For the first constraint, as you already observed, $\sqrt{X_1^2 + 2X_2^2 + X_1 X_2 - 2X_1 + 1} = \sqrt{ (X_1 + 0.5X_2)^2 + (X_2 - 1)^2 + (\sqrt{3/4} X_2)^2 }$. Going one step further, this expression equals $\Big\| \begin{pmatrix} X_1 + 0.5X_2\\ X_2 - 1\\ \sqrt{3/4} X_2 \end{pmatrix} \Big\|$. So the constraint $\sqrt{X_1^2 + 2X_2^2 + X_1 X_2 - 2X_2 + 1} - X_2 \leq t$ is equivalent to $\Big\| \begin{pmatrix} X_1 + 0.5X_2\\ X_2 - 1\\ \sqrt{3/4} X_2 \end{pmatrix} \Big\| \leq X_2 + t$. It is of the form $\|AY + b\| \leq c^T Y + d$, where $A = \begin{pmatrix} 1 & 0.5 & 0\\ 0 & 1 & 0\\ 0 & \sqrt{3/4} & 0 \end{pmatrix}$, $b = \begin{pmatrix} 0\\ -1\\ 0 \end{pmatrix}$, $c = \begin{pmatrix} 0\\ 1\\ 1 \end{pmatrix}$, $d = 0$.

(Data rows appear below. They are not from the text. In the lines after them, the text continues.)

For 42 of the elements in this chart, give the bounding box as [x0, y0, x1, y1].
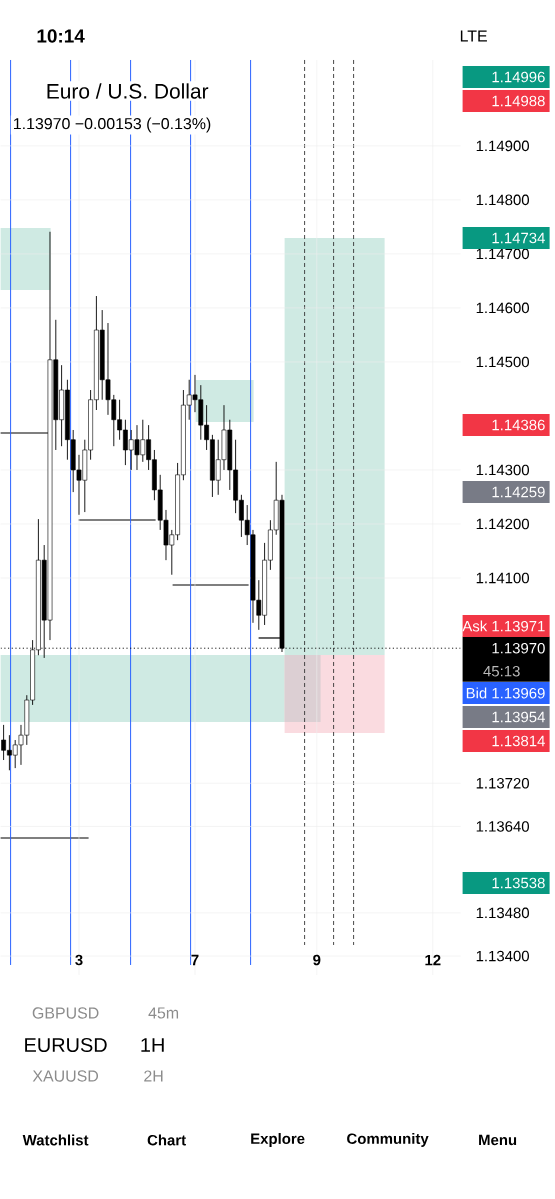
text: 1.14988	[492, 95, 545, 107]
ref-line-label: 1.13970	[492, 642, 545, 654]
text: 2H	[144, 1070, 163, 1082]
text: 1.13954	[492, 711, 546, 723]
y-tick-label: 1.13480	[476, 907, 530, 919]
y-tick-label: 1.14700	[476, 248, 530, 260]
y-tick-label: 1.13720	[476, 777, 530, 789]
text: XAUUSD	[32, 1070, 99, 1082]
text: Euro / U.S. Dollar	[47, 83, 209, 99]
text: Community	[347, 1133, 429, 1147]
text: Explore	[251, 1133, 305, 1147]
text: 1H	[141, 1038, 164, 1052]
text: 1.14996	[492, 71, 545, 83]
y-tick-label: 1.13400	[476, 950, 530, 962]
text: 1.13538	[492, 877, 545, 889]
y-tick-label: 1.14200	[476, 518, 530, 530]
x-tick-label: 12	[425, 954, 441, 966]
text: 45m	[148, 1007, 179, 1019]
x-tick-label: 7	[191, 954, 199, 966]
text: LTE	[461, 30, 488, 42]
text: 1.14259	[492, 486, 545, 498]
y-tick-label: 1.14100	[476, 572, 530, 584]
x-tick-label: 3	[75, 954, 83, 966]
y-tick-label: 1.14600	[476, 302, 530, 314]
text: 1.14734	[492, 232, 546, 244]
y-tick-label: 1.14900	[476, 140, 530, 152]
text: 1.13814	[492, 735, 546, 747]
text: Bid 1.13969	[467, 687, 545, 699]
y-tick-label: 1.13640	[476, 821, 530, 832]
text: Watchlist	[22, 1134, 89, 1146]
text: 10:14	[37, 29, 85, 43]
x-tick-label: 9	[313, 954, 321, 966]
text: Menu	[479, 1134, 517, 1146]
text: 1.13970 −0.00153 (−0.13%)	[14, 117, 211, 133]
text: 45:13	[483, 665, 520, 677]
y-tick-label: 1.14500	[476, 356, 530, 368]
text: GBPUSD	[32, 1007, 99, 1019]
text: EURUSD	[25, 1037, 107, 1053]
y-tick-label: 1.14300	[476, 464, 530, 476]
text: 1.14386	[492, 419, 545, 431]
y-tick-label: 1.14800	[476, 194, 530, 206]
text: Chart	[147, 1134, 187, 1146]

For the second constraint $X_1^2 - 4X_2 \leq 3$, write it as $X_1^2 \leq 4X_2 + 3$. To turn it into the form $\|AY + b\| \leq c^T Y + d$, we use the following trick (see https://inst.eecs.berkeley.edu/~ee127/sp21/livebook/l_socp_soc.html):

Basically, if $\mathbf{w} \in \mathbb{R}^n$, $u, v \in \mathbb{R}$, then $\mathbf{w}^T \mathbf{w} \leq uv, u \geq 0, v \geq 0$ $\Leftrightarrow \Big\|\begin{pmatrix} 2\mathbf{w}\\ u - v \end{pmatrix}\Big\| \leq u + v$. You can verify the equivalence by directly squaring both sides.

In our case, $\mathbf{w} = X_1$, $u = 4X_2 + 3$, $v = 1$. So constraint $X_1^2 \leq 4X_2 + 3$ is equivalent to $\Big\| \begin{pmatrix} 2X_1\\ 4X_2 + 3 - 1 \end{pmatrix} \Big\| \leq 4X_2 + 3 + 1$. Now this constraint is in the form $\|AY + b\| \leq c^T Y + d$. Here, $A = \begin{pmatrix} 2 & 0 & 0\\ 0 & 4 & 0\\ \end{pmatrix}$, $b = \begin{pmatrix} 0\\ 2 \end{pmatrix}$, $c = \begin{pmatrix} 0\\ 4\\ 0 \end{pmatrix}$, $d = 4$.

Let me know if this fully answers your question.